Немой указывал рукой на дорогу. Там стояла какая-то лошадь. Откуда здесь лошадь? Чья она, и где ее хозяин? Княжна, натянув поглубже меховой капор, придерживая одной рукой поднятый воротник салопа, а другой – полы платья, твердо и решительно зашагала по заснеженным рытвинам и ямкам. Иван семенил рядом, забегая то с левой, то с правой стороны. Хотя он ничего не мог сказать княжне, он вел с ней мысленный диалог.
«А я, стало быть, гляжу, чья-то кобыла стоит, а возле нее, батюшки, лежит какой-то человек. Да, вот странно, на снегу лежит и не шевелится. Убили, что ли. А с другой стороны, думаю, не засада ли это, не притворяется ли человек. Вдруг выйдем из экипажа, а на нас как из-за деревьев выскочат супостаты похлеще предыдущих! И в самом деле опаска у меня была в этот раз. Осмотрелся, ан нет, не засада это, позвал вас».

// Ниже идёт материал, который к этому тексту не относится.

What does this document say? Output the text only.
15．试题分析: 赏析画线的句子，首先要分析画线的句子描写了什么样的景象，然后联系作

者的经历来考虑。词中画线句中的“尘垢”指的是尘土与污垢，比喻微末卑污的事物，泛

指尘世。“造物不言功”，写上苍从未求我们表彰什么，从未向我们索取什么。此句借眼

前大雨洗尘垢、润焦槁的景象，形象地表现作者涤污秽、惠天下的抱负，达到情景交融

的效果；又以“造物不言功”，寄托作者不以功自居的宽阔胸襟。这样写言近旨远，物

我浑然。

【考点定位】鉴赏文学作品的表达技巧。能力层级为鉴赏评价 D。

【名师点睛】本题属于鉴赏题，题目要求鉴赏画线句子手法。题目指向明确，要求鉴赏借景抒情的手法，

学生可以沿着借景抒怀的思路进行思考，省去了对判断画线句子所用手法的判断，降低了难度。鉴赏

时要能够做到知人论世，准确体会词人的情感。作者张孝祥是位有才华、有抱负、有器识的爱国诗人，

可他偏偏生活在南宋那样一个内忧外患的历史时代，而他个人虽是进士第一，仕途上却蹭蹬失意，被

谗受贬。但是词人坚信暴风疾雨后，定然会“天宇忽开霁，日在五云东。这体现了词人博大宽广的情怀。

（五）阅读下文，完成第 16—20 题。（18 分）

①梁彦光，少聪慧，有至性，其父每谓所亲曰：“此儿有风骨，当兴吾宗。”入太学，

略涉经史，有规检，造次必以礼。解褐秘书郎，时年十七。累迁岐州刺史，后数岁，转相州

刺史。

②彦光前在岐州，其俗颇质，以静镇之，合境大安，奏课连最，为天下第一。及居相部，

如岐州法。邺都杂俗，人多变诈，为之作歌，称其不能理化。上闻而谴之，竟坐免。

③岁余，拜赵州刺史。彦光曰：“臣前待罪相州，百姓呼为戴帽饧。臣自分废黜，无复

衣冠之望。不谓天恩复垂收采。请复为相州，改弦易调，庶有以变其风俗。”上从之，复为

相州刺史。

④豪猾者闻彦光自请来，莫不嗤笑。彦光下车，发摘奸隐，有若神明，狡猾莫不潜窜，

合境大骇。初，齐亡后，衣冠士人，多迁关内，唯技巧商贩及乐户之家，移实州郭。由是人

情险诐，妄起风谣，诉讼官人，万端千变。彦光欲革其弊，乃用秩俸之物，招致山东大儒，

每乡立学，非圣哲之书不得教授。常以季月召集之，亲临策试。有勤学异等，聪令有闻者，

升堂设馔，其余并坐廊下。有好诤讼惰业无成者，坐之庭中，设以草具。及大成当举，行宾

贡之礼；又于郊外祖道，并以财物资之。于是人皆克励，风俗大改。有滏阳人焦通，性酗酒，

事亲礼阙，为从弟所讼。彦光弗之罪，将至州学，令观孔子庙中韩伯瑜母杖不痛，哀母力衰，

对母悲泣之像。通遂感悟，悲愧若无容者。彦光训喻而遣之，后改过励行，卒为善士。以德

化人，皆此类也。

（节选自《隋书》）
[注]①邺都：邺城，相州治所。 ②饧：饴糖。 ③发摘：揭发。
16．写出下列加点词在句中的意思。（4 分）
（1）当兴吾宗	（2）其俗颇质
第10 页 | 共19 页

И ему показалось, что барыня понимает и кивает ему в ответ. Дескать, молодец, Иван, правильно сделал.
Княжна со слугой приблизились к лежащему на снегу человеку. В руке его зажаты поводья.
– Иван, посмотри, что с ним? – попросила слугу княжна.
Немой согласно кивнул и перевернул всадника навзничь. Смахнул рукавицей прилипшие комья снега с его лица. Незнакомец застонал, открыл глаза. Живой! Все-таки он живой!
– Пить, – попросил оживший.
– Потерпите, сударь, сейчас.
Княжна вгляделась в лицо всадника. Черты до боли знакомые. Если убрать бородку, то это…
Незнакомец, похоже, тоже узнал княжну. Глаза его удивленно расширились, он попытался улыбнуться, но не смог: замерзли губы.
– Даша, – простонал казак, и веки его закрылись.
– Ах, – только и воскликнула княжна и потеряла сознание.
Иван мигом привел княжну в чувство, потерев ее виски снегом. Едва она поднялась на ноги с помощью слуги, тут же бросилась на колени перед незнакомцем, принялась обнимать и целовать казака. Слезы радости брызнули из глаз. Она узнала незнакомца. Это был ее суженый Голевский!
– Александр Дмитриевич? Вы живы! Как я вас искала. Как переживала за вас! Как я люблю вас! Боже, ты услышал мои молитвы!
– Даша, родная! Голубушка! Радость моя. Мы все-таки встретились.
Слезы вновь обретенного счастья выступили на его глазах. И поцелуи, поцелуи, поцелуи… Торопливые, жадные, страстные, ненасытные.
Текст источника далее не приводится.